Wanna skip the story and get to cooking? Printable Chilled Gazpacho with Garlic Croutons
If you’re getting ready to travel to Spain, everything you read will say, don’t go in August when the heat is near unbearable. So, of course, that’s exactly when Kris and I go for our honeymoon in 2009. Yes, I read all those warnings, but for for some reason the dozens of times I saw that warning in print didn’t register.
Spain in August is hot. An understatement.
Spain in August is a constant wrestling match with the sun who always wins. Even if you are going half of a block, the sun is fixated on you like a child cooking a bug under a microscope. It shows no mercy, just like that masochistic little child.
Here’s another thing. In Spain, as in most of the world, they use Celsius for temperatures. Like most Americans, I’m not familiar with the conversion factor and so walked around much of Andalusia in a state of heat that I couldn’t give a number to or rather that was numbered in what seemed like a foreign language.
My husband, on the other hand, is a scientist and familiar with both Fahrenheit and Celsius temperature equivalents. He knew what the temperatures were in Fahrenheit but for his own safety didn’t release the information until the end of the day in our air-conditioned hotel room.

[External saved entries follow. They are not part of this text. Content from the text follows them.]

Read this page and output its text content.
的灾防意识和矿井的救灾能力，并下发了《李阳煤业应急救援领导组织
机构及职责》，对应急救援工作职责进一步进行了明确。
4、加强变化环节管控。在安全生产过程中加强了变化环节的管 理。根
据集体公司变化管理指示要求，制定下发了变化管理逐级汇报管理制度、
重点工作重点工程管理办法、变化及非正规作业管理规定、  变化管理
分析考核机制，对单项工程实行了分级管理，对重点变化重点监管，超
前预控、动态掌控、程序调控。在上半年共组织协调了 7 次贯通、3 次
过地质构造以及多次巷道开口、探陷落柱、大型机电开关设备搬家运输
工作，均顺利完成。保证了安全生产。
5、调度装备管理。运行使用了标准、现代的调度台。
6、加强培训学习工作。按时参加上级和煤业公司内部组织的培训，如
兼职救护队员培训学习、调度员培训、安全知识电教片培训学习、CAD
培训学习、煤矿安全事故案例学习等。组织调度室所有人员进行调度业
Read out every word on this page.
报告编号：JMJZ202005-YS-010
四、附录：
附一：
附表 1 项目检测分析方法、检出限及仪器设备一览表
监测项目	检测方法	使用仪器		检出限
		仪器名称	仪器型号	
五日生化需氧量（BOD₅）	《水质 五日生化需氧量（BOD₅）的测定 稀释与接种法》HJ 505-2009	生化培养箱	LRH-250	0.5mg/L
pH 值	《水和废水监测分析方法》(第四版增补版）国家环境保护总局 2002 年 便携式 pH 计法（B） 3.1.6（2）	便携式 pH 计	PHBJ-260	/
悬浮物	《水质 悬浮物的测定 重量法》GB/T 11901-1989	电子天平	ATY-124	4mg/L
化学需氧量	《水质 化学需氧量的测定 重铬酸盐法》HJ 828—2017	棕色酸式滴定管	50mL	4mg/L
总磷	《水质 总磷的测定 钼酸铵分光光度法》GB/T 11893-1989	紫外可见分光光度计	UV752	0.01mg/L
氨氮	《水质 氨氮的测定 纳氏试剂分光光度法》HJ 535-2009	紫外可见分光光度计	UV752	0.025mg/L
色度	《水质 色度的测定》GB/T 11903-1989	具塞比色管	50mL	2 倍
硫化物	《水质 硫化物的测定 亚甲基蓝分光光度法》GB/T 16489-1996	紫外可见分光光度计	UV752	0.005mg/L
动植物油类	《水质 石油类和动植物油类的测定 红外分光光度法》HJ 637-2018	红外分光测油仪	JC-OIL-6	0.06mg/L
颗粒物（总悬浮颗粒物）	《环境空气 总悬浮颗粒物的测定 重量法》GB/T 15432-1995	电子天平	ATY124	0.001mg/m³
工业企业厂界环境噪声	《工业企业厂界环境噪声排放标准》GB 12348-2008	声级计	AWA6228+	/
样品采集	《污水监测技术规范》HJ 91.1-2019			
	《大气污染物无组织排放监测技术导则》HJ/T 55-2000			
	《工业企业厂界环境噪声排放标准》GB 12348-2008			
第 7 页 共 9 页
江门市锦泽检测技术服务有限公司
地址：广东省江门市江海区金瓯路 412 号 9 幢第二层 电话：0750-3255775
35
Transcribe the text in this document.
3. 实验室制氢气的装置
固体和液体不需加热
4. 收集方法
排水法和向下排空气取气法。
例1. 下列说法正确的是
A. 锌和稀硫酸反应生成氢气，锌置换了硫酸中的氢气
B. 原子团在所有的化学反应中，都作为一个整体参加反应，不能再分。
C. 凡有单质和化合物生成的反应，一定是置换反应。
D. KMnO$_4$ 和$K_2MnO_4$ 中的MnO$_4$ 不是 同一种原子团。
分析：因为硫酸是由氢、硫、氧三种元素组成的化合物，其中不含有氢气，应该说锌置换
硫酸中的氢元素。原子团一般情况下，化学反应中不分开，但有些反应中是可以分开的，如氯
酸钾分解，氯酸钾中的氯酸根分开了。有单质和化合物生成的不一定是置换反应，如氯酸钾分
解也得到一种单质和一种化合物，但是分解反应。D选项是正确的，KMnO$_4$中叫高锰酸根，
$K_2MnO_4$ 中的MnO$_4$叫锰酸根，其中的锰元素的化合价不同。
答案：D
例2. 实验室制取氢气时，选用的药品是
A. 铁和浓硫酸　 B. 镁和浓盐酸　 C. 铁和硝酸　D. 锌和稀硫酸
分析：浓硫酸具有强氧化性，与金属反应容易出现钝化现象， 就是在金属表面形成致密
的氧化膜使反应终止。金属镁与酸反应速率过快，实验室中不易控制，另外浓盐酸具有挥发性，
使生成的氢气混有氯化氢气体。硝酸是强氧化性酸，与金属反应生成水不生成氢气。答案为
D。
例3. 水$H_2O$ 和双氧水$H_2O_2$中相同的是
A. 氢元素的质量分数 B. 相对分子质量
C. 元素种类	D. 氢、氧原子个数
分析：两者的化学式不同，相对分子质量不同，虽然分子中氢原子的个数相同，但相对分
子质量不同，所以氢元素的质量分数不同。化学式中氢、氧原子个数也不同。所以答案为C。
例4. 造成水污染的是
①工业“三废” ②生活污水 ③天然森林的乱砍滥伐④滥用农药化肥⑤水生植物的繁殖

As you go inland in Spain, the temperatures increase. Logical. The further you get from the ocean, the more intense the heat. Sevilla is an inland Southern city in Spain, truly one of the most beautiful. I loved Sevilla for its Alcazaba (pronounced, Al-ca-tha-ba, the Spanish way) castle and gardens especially. When we made our tourist stop there, on the hottest day, of course the day we do the most walking, the temperature was 42 degrees Celsius.
“Forty-two degrees,” I mention, sweat accumulating on every known and unknown surface of skin. “That’s definitely the highest we’ve seen here, huh?”
“Uh-huh,” says my husband cautiously, and then he steers the conversation to the points of interest we’re checking out for the day.
I maintain my cheerfulness (I am on my honeymoon, right?) until about 1 or 2 pm, just after lunch, what should aptly be siesta (nap) time. Something in me snaps and a monster rises from the dead. I truly cannot go on walking another step in this heat. I drag us back to the hotel and, like the locals who obviously know how to live in this heat, take a siesta. Once the hottest part of the day has passed, we continue our tour of Sevilla.
For Americans (like me) 42 degrees Celsius is 107.6 degrees Fahrenheit. We were walking around for miles in 42/107 degree heat, checking some of the most fascinating historical and artistic remnants of Moorish Spain. It was one of the most insane things I’ve ever done.
Lucky for us, the Spanish, who’ve had to survive this heat for sometime now, have created the perfect antidote for it: Chilled Gazpacho Soup. It is also one of the best ways to use up summer produce including tomatoes, cucumber, and sweet peppers. Chilled gazpacho is the only way to combat heat waves that make psychedelic pictures around your face.
Don’t close your eyes, you might miss the making of this ingenious respite from the heat.
We’ll start with the ingredients: 4-5 tomatoes, 1/2 large English cucumber (or use a regular one, just peel off the waxy skin), 1 bell pepper, a little less than half an onion.
And of course, the secret ingredients: a couple of tablespoons of roasted garlic olive oil and 1 tablespoon of sherry vinegar which will give a sweet acidic taste to the Chilled Gazpacho. If you don’t have sherry vinegar you could substitute apple cider.
Do try to go all Spanish on this recipe if you can.
We’ll also need 1/2 teaspoon of salt and 1/4 teaspoon of black pepper.
Some people insist on a clove of garlic. I err on the side of caution and rely instead on garlic infused olive oil. Since everything about gazpacho is raw and raw garlic has a big ego, I feel it will generally try to predominate the taste of the soup.
Roughly chop up everything and place in in a fabulous blender, tomatoes on the bottom for their liquid. Puree until you reach a smooth consistency.
Love that pinky-green color.
Now- you must, must, must chill gazpacho. Every single Spanish grandmother is in agreement about this. It’s written into the Spanish constitution. We’re trying to fight the summer heat; the soup must be cold. Put it in the fridge for at least an hour for desperate cases, more if you have patience and forethought (ahem).
When you’re ready to serve, make garlic flavored croutons out of bread and roasted garlic olive oil.
Pan fry 1 inch cubes of the bread in a generous amount of Roasted-Garlic olive oil. My favorite used to be called Consorzio, a brand I found at Costco; they are now Annie’s Naturals. Crisp the croutons up by cooking each side for 2-3 minutes until golden, brown, and delicious.
Then flip each bread piece over and golden-brown-delicious the other side.
Drain the croutons on a paper towel and sprinkle 3-4 croutons on top of each soup serving, maybe add a little Parmesan, Manchego if you are a Spanishophile (I just made that word up).